Ben: Traditional virtualization was created over a decade ago, when applications were long-lived, monolithic, and deployed to a single server. In this world, when the problem to be solved was proliferation of single purpose physical servers – e.g. one server for Microsoft exchange, one server for Mac Print, one server for a custom Unix inventory — it made sense to turn all of those single-purpose physical servers into single purpose virtual servers.
The VM was created, which takes an application measured in megabytes, combines it with a guest operating system measured in gigabytes, emulates disk etc., and creates a heavyweight, relatively static unit to run on top of a hypervisor.

Today, applications are short-lived and modified constantly. They are built from multiple loosely coupled components built on a multitude of stacks. And, they are deployed to large numbers of different servers.
Dockerization/containerization provides a much better alternative to virtualization for this kind of environment. Docker provides isolation, but in a lightweight format that runs directly on the host’s operating system, and that can be easily modified or updated.
Docker enables containerized apps or components to work consistently together, work seamlessly across multiple different hosts, and do so with often 10x greater density than VMs. The same Docker container can be deployed, without modification, in milliseconds to a VM, to a bare metal server running RHEL, to a bare metal server running Ubuntu, to Amazon, to Rackspace, to an open stack cluster, etc.
So in my opinion, containerization and Docker have the potential to revolutionize how applications are built, managed, and deployed.
If you use an Android phone, you are already using containers. Every application on an android is containerized.
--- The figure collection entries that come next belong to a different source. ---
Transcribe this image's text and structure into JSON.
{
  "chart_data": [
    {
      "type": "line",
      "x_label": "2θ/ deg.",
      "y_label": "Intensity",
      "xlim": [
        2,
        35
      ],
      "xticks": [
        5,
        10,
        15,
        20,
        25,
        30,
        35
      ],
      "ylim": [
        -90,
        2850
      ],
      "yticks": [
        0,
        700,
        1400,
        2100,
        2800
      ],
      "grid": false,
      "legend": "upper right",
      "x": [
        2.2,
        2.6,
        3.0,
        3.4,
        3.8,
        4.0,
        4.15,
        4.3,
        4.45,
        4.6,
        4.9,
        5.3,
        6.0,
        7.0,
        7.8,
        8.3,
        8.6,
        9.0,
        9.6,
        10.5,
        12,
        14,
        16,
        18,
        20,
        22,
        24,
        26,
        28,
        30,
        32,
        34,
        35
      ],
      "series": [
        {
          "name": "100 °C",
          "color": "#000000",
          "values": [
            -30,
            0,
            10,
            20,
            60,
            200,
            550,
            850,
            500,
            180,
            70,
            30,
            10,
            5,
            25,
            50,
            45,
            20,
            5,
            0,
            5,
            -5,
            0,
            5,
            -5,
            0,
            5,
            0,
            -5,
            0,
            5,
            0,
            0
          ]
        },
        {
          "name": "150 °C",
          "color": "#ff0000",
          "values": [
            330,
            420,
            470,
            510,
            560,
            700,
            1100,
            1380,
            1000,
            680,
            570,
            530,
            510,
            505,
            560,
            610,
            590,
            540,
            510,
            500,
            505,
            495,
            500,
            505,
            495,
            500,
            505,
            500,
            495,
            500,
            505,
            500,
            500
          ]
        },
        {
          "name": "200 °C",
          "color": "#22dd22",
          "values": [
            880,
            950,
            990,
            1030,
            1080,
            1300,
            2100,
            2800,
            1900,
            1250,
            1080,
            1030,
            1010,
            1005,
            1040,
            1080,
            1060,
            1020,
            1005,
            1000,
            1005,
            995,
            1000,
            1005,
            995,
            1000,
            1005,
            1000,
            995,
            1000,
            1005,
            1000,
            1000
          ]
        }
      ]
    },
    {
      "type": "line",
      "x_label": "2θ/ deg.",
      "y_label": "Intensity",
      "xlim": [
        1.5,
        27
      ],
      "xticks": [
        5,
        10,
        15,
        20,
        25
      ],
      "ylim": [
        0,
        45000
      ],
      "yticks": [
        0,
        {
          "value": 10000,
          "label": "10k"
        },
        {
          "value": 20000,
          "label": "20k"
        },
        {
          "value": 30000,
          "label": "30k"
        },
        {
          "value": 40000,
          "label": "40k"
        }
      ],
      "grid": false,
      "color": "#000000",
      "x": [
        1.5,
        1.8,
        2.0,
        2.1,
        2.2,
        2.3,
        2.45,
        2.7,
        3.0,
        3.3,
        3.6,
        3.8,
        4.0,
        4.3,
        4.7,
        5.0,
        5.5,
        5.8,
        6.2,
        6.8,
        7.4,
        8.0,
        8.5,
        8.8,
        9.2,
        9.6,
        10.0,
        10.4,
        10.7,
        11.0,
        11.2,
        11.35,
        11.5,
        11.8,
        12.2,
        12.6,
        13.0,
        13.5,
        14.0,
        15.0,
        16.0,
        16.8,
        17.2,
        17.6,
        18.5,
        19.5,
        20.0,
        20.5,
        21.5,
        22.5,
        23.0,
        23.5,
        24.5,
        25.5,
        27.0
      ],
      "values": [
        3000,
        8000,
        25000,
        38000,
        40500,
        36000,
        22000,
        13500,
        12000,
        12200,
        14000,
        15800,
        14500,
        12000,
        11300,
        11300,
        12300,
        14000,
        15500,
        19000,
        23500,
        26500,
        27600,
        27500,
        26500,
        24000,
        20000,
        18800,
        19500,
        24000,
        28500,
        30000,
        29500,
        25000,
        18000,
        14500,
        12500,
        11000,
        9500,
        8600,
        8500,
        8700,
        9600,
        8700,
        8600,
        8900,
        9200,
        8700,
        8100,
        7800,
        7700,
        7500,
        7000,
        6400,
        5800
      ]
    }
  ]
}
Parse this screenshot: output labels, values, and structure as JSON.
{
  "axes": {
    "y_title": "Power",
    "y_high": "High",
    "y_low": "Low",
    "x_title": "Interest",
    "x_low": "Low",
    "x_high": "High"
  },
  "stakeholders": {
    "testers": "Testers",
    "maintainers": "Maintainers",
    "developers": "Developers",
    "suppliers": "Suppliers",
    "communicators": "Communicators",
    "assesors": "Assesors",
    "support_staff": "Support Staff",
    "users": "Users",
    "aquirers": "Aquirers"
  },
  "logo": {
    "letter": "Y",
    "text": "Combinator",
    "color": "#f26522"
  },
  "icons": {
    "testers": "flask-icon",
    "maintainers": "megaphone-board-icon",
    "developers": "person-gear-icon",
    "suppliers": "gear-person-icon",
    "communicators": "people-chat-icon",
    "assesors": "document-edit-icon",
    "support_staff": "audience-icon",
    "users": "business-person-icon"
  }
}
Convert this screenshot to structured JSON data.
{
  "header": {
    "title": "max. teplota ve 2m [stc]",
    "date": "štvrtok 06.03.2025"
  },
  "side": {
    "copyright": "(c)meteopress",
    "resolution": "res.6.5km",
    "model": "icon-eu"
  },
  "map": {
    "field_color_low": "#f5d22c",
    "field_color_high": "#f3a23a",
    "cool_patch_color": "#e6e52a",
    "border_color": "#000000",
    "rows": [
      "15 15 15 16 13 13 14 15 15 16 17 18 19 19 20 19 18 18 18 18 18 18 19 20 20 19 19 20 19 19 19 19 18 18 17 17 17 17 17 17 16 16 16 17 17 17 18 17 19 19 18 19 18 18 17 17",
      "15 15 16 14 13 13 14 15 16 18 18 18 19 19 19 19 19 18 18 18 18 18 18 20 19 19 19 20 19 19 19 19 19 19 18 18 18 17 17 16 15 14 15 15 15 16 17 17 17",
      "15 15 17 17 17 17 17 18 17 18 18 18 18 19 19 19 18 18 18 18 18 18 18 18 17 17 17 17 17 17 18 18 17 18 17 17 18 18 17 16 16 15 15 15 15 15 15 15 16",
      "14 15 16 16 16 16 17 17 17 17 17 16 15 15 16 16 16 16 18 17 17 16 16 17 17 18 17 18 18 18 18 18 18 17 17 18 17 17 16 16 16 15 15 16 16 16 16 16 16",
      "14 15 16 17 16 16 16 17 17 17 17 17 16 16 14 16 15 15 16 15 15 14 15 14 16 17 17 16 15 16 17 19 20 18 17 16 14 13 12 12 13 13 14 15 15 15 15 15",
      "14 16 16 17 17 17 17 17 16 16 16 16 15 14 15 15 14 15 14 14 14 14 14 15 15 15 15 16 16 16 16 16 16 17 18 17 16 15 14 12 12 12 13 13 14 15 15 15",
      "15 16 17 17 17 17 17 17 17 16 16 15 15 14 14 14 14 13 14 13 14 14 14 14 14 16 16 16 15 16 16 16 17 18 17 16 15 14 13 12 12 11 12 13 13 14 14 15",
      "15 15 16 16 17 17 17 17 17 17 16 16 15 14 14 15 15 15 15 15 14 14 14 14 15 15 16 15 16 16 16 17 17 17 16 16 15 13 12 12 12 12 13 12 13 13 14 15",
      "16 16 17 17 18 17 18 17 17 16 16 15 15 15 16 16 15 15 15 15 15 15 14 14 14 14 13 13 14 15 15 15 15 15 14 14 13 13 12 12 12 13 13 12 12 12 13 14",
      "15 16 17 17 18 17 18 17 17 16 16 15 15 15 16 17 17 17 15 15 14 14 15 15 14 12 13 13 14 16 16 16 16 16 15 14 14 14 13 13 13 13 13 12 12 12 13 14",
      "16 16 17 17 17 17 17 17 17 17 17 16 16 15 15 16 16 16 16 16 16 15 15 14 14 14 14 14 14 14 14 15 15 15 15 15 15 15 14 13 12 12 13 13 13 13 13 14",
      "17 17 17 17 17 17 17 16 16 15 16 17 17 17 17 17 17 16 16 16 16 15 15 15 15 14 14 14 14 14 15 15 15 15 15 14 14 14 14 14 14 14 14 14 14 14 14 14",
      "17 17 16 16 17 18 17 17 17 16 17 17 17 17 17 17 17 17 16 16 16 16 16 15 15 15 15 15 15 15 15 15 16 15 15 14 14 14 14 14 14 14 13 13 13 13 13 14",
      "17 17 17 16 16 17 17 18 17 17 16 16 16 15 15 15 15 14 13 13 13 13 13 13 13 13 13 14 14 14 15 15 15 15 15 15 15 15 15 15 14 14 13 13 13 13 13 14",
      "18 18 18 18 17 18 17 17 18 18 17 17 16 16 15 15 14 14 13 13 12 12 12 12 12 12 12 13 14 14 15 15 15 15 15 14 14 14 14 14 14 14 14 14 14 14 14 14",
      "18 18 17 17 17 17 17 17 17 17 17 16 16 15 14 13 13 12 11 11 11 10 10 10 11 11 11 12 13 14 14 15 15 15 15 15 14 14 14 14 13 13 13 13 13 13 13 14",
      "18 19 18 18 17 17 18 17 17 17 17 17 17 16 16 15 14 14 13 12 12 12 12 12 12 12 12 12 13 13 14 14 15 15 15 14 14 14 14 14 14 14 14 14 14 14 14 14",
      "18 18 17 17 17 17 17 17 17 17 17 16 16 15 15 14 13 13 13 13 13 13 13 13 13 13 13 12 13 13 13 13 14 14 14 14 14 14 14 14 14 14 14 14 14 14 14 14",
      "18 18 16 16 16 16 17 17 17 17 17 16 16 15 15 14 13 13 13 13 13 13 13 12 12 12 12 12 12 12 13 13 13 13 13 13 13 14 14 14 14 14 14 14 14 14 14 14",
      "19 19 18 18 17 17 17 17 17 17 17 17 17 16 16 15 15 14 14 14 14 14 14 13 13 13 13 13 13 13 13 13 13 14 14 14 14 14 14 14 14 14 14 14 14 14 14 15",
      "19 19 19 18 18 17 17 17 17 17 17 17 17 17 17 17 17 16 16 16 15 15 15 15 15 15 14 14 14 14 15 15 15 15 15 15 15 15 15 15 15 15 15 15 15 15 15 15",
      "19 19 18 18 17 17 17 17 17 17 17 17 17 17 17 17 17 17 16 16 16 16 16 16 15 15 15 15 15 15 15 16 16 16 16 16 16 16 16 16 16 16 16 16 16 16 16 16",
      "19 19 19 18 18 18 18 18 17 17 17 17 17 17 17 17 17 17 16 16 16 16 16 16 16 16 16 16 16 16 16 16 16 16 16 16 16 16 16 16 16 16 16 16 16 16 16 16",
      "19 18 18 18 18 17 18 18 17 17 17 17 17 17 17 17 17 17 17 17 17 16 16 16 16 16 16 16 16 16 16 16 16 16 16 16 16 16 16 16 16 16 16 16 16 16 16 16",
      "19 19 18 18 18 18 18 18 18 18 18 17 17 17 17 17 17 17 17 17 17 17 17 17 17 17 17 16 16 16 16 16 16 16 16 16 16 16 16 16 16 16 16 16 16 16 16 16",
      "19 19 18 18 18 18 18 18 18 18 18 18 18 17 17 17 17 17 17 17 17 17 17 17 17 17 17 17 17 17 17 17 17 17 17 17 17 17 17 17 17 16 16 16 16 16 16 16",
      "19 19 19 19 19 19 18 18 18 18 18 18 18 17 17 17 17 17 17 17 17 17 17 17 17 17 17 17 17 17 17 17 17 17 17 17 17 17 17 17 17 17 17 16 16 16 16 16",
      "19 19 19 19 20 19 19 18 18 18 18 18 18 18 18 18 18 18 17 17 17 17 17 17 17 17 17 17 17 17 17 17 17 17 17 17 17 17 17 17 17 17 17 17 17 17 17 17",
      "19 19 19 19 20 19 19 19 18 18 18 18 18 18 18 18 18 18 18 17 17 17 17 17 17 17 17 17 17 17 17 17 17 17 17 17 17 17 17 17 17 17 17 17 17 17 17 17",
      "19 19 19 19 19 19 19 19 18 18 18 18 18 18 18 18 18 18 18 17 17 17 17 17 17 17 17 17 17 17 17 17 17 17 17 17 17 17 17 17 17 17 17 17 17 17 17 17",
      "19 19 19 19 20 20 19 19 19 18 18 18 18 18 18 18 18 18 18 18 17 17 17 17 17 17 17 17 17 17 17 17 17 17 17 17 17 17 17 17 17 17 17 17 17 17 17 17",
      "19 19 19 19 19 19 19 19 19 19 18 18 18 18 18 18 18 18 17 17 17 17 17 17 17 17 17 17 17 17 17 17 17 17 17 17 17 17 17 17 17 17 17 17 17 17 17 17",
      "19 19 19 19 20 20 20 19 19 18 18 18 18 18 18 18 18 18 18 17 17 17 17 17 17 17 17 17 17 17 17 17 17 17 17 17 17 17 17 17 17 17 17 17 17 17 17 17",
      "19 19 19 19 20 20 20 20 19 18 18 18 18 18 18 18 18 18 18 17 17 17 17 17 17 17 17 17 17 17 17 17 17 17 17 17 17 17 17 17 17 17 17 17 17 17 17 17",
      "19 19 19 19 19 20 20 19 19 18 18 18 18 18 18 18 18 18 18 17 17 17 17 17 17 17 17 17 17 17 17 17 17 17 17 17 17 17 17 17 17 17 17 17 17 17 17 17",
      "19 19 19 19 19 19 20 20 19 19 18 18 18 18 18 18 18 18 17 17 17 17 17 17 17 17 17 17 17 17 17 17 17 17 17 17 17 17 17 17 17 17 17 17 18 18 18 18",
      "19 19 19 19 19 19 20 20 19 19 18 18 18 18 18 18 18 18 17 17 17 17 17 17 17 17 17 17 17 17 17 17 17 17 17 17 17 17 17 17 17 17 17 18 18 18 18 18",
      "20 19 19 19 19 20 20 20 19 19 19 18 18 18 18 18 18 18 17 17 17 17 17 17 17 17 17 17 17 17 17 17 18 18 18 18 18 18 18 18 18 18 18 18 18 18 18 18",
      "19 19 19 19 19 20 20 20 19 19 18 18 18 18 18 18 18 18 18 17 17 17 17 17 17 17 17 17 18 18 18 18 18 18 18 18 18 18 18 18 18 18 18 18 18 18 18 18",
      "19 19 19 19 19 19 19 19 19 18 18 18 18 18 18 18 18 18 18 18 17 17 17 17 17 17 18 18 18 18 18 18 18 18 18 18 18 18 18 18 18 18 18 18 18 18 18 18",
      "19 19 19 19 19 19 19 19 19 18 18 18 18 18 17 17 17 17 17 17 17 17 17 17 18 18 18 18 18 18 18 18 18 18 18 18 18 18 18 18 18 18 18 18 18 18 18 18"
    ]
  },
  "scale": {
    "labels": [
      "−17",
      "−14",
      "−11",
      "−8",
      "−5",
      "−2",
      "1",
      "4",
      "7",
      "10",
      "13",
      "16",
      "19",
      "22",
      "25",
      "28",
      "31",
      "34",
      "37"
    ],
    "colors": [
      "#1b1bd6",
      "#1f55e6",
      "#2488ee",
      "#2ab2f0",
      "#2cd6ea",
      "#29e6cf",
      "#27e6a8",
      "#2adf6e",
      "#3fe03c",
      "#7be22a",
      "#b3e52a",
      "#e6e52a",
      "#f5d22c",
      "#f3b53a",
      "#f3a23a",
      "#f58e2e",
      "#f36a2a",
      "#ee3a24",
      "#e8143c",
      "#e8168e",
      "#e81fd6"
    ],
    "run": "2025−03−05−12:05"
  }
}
Docker takes this concept to the far more complicated and sophisticated world of back-end data center applications.

Roger: How critical is the real-time aspect of modern IT? How quickly is it growing?

Ben: It’s absolutely critical. Seconds matter in terms of time to deploy and update. Milliseconds matter in terms of scaling.
Docker enables customers to take a development>test>stage>deploy cycle that used to take weeks and shrink it to seconds or minutes. And, we make it possible to take applications and scale them and burst them across clouds in fractions of a second.

Roger: How key is the role of Big Data in developing your solutions? How important is the term Big Data to you?
Ben: Although we aren’t a Big Data solution per se, we are a great solution for many big data problems. In Big Data application, the same application is rapidly scaled across hundreds or thousands of machines and often scaled down just as quickly.
A Docker container, which is lightweight, easy to modify, and easy to migrate to any server, is far more appropriate for a scale-out, performance sensitive, big data application than a VM.

Roger: How do the issues outlined above affect DevOps? What skills must organizations have to develop in this intense environment successfully today?
Ben: Today’s organizations need to take complex and constantly changing applications and deploy them across complex and constantly changing production environments. Think of multiple applications, multiple versions, multiple components, and multiple languages being made to work across VMs, public clouds, private clouds, open stack clusters, and customer environments, and you quickly get what we like to call the matrix from hell.
This is compounded by the fact that you need to get a meeting of the minds between developers, who like to try new things and make changes; and operations, who like things consistent, repeatable, secure, and scalable.
Docker solves this problem by providing a clean separation of concerns. Developers can change things “inside” the container. But, the “outside” of Docker containers remains the same; all Docker containers stop, start, migrate, log, etc. the same way. This turns a devops nightmare into a devops dream come true.